Greenberg wrote, "The water often looks cloudy and green and smells foul, due to algae blooms, and the depletion of the lake oxygen has affected fish." If you've ever spent time fishing on Lake Champlain, you know he hit that nail square on the head.

 

Environmental groups and the governor's office have used Greenberg's comments to kindle an entertaining war of words about Lake Champlain's health. The Governor's Office seemed insulted and shocked (shocked!) by Greenberg's observations even though they are almost entirely in line with what we heard from Quebec's environmental minister a few years ago when he declared Missisquoi Bay an environmental "disaster."

 

If asked, I'm betting those of us who ply the big lake's waters for fish would be more than willing to attest that severe, dramatic environmental changes have occurred and the well-being of the big lake seems much more precarious than it did even a decade ago. And if you really pressured average Lake Champlain anglers for a response, they'd probably tell you that the entire lot of government entities, environmental groups, citizen coalitions and well-intentioned souls who have tried to "fix" the ills of the big lake haven't amounted to a bucket of bullpout slime.

 

Is Champlain a disaster? Well, maybe not yet, but if we use Champlain's fish populations as our litmus test, something is surely amiss. And it does seem to be getting worse.

 

When we fish Lake Champlain these days we don't wear haz-mat suits, that'd just be silly. We have, however, adjusted how we fish -- learning to look for largemouths in the big weeds of milfoil, learning what super lines are available to resist abrasion when we're casting in among the zebra mussels. We know now where to look for white perch (an invasive) and know how salmon and other fish are turning on to (invasive) alewives.

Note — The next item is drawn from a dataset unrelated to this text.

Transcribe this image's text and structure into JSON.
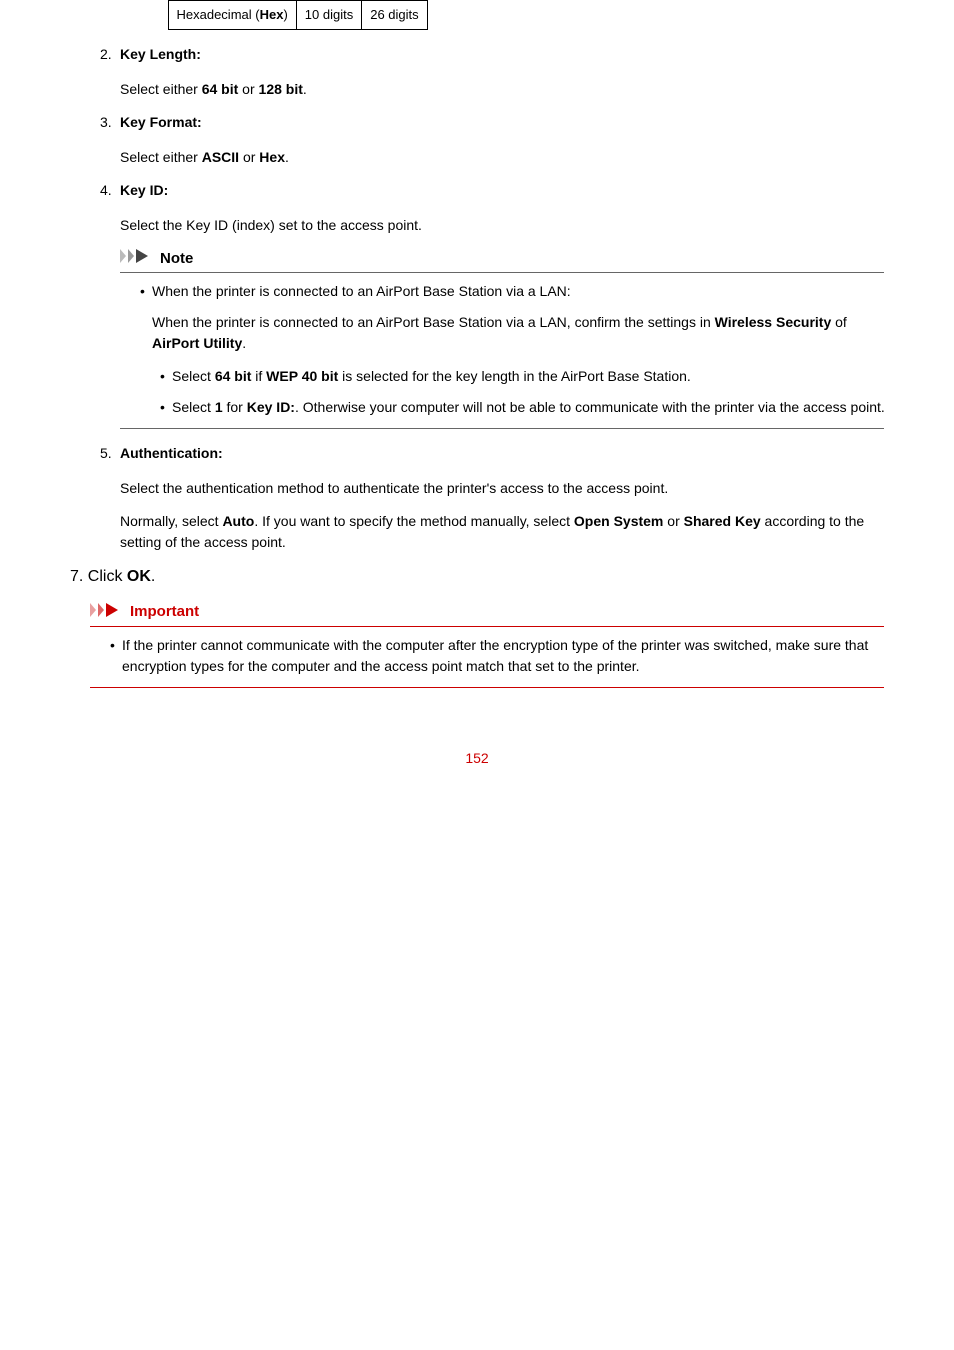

We are all far too familiar with nuisance species such as lamprey, which are affecting virtually every fish population in the big lake and we've seen massive fish die-offs that come from oxygen grabs.

 

We catch pike with these huge, ugly growths (lymphosarcoma) and we're bracing for the arrival of the fish-killing VHS disease, which, we've been glumly assured, will be here before you know it.

 

The fishing can be good -- no doubt about it -- but there's a strange feel on Lake Champlain these days, as if nature is seriously whacked and careening in the wrong direction from which there will be no return.

 

I have no idea whether Greenberg is a fisherman, but as far a truth-sayer? Well, he ain't far off.

 

 

Matt Crawford is the former Free Press outdoors editor.